Lean would do well to stiffen up, however.  In tapping out a risible parody of a reasoned critique, he unwittingly both beclowns himself and lends credence to the very scientist and arguments he seeks to discredit.  His piece is full of wrongheaded thinking and blundering jabs at Dawkins for pointing out uncomfortable truths about the state of science, or, rather, the lack of it, in Muslim countries.  Lean purports to “expose” the “ugly underbelly of [Dawkins’] rational atheistic disguise,” but has authored a tract consisting almost wholly of politically correct shibboleths and befuddled assertions that insult his readers’ intelligence and aim to squelch honest debate about Islam and its role in the world today.  If one believes in free speech, one cannot let what he wrote go unchallenged.
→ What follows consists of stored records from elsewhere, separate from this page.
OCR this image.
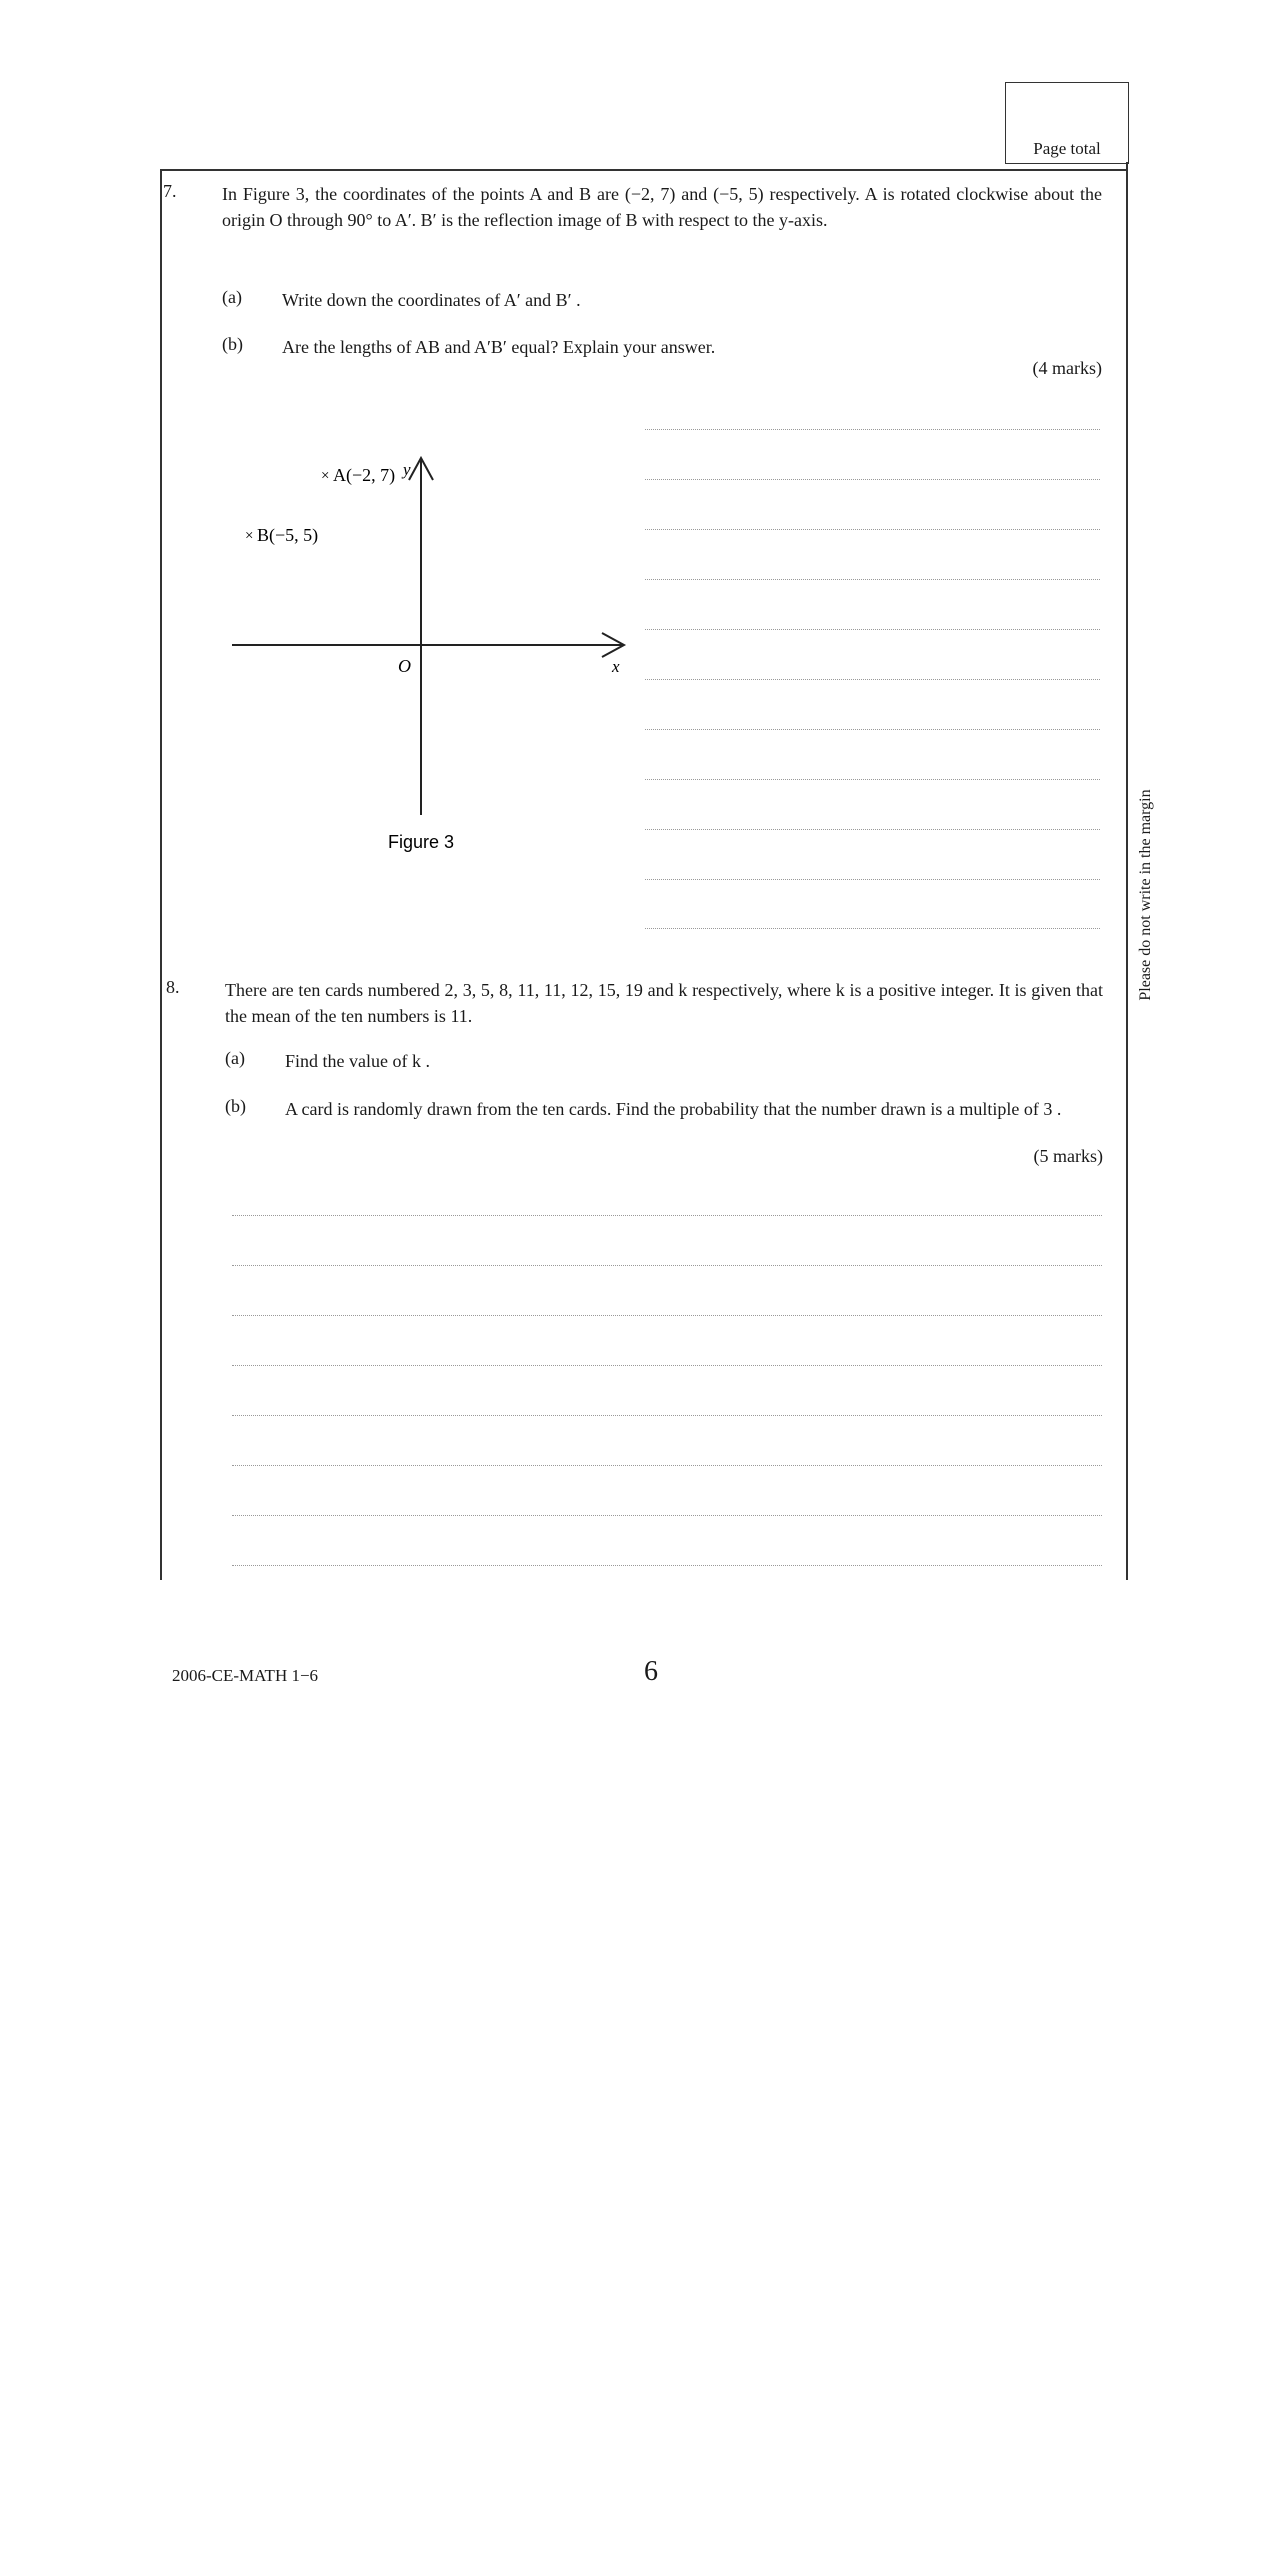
Page total
Please do not write in the margin
7.	In Figure 3, the coordinates of the points A and B are (−2, 7) and (−5, 5) respectively. A is rotated clockwise about the origin O through 90° to A′. B′ is the reflection image of B with respect to the y-axis.
(a) Write down the coordinates of A′ and B′ .
(b) Are the lengths of AB and A′B′ equal? Explain your answer.
(4 marks)
y
x
O
× A(−2, 7)
× B(−5, 5)
Figure 3
8.	There are ten cards numbered 2, 3, 5, 8, 11, 11, 12, 15, 19 and k respectively, where k is a positive integer. It is given that the mean of the ten numbers is 11.
(a) Find the value of k .
(b) A card is randomly drawn from the ten cards. Find the probability that the number drawn is a multiple of 3 .
(5 marks)
2006-CE-MATH 1−6	6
Hey, speaking of “uncomfortably truths”  that deflate “befuddled assertions that insult…readers’ intelligence,” Nelson Jones explains why Dawkins’ trolling  contention is nothing but tedious sophistry from an increasingly tedious sophist:

[I]t’s equally true that (again excluding the peace and literature prizes) Trinity boasts more Nobel laureates than the entire female gender. Only 17 women have ever been awarded one of the scientific prizes.

[…]

Looking at the list of Nobel laureates since the prizes were first awarded in 1909, the most striking thing is the overwhelming predominance of Western countries, in particular the United States, and of a handful of institutions. Of 863 individual winners, 338 have been American or based in the United States. A further 119 have been British. Germany is in third place with 101 winners, and France a distant fourth with 65 (which is more than Trinity, but less than Cambridge as a whole). Most of the remainder come from other Western nations. Again, the effect is even greater if Peace and Literature are omitted. The university affiliations tell a similar story, with the top US institutions (Harvard alone has 147 affiliated winners) and Oxbridge dominating the lists.
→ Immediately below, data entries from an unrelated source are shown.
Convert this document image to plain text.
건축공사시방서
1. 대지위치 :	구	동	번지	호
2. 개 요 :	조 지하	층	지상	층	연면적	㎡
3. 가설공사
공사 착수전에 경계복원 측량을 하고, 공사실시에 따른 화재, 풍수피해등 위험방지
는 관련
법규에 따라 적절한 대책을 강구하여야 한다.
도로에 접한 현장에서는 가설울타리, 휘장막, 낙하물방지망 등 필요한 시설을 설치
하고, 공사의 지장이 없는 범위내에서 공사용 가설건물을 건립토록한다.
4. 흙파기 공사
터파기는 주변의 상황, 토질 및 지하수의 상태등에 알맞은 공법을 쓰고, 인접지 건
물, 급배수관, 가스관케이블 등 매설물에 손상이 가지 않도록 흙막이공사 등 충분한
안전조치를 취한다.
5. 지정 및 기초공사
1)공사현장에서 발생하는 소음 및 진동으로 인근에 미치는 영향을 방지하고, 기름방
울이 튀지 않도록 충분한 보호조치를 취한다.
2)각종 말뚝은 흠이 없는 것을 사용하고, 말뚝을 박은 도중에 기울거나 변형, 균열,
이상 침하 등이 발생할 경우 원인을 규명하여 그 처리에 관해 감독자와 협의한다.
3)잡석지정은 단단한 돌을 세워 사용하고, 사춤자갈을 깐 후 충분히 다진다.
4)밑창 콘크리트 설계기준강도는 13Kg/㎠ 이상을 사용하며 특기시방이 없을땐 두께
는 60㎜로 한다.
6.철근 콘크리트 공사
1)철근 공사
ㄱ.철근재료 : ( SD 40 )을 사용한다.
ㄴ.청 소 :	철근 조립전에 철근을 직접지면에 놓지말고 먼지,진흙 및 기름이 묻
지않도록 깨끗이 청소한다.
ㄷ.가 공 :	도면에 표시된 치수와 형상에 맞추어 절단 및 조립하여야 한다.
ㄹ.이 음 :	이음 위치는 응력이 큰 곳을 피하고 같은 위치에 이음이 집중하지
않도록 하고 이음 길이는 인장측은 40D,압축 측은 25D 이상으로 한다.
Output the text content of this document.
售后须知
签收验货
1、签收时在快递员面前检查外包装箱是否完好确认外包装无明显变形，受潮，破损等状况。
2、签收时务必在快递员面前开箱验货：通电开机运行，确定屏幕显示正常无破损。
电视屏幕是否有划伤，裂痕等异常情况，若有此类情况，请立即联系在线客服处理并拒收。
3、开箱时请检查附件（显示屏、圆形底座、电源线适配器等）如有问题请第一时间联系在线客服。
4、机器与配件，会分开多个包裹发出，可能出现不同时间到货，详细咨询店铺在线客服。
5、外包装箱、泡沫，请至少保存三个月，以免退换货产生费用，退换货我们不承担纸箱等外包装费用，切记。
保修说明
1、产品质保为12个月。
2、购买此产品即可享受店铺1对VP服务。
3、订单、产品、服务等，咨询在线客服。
The reason for this isn’t an international conspiracy and it’s ridiculous to view it as some sort of failure on the part of Islam. Rather, it shows that modern science (by which I mean academic, research-intensive science) has been and remains an overwhelmingly Western phenomenon. To ask “where are all the Muslims?” as Dawkins does is to miss the point. One might as well ask, Where are all the Chinese? China has just 8 native-born Nobel winners, and all but two of them are affiliated with Western universities, mostly in the United States. There are approximately the same number of Chinese nationals in the world as there are Muslims, and China, like Islam, had its golden age (in China’s case, several of them) when it led the world in technology and science. Japan does rather better, with 20 winners; but then Japan adopted the Western model of university-based scientific research in the late 19th century, and even so only won its first Nobel Prize in 1949.
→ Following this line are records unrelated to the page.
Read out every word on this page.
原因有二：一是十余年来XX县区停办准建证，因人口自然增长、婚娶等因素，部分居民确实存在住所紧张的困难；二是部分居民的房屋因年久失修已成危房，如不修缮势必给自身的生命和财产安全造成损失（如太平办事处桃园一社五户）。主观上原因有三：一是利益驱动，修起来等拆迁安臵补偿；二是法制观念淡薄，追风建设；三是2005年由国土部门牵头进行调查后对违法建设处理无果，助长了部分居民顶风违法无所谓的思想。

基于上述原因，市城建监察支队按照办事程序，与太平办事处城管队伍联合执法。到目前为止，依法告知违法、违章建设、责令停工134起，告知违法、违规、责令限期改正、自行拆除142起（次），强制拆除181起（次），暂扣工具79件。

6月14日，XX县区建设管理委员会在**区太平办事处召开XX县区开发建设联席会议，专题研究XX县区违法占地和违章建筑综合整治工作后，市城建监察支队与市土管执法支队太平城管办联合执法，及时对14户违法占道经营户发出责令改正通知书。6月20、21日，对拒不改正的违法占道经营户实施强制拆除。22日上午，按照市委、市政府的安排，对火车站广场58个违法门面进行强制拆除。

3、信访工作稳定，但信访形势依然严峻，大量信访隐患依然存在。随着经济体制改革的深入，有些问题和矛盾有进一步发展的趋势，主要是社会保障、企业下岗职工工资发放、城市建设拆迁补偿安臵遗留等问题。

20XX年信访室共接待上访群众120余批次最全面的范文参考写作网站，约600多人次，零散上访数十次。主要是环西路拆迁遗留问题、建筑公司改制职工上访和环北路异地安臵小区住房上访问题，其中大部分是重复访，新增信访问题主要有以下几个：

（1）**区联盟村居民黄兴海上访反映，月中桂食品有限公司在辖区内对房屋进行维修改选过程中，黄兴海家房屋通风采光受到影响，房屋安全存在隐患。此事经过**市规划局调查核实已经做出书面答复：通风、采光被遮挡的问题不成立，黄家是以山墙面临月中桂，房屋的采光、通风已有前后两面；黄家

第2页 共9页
Given the type of work that wins a Nobel Prize for science, it’s still remarkable that Trinity College has so many more winners than other Cambridge Colleges, but it’s not all that remarkable that it has more winners than most non-Western countries put together. It says something about the way modern science developed, and about the continuing place of Anglo-American institutions within modern scientific research, but it says no more about Islam than it says about China (or about women). Which is to say, not much.

I truly don’t know (nor care) if Richard Dawkins is (or isn’t) an Islamophobe; but I do know that, far from cooking up “honest debate about Islam and its role in the world today” as suggested by Taylor, his ‘less-than-Trinity’ metric merely proves how adept he is at filleting and serving up tasty red herrings about Muslims on a pseudo-intellectual platter.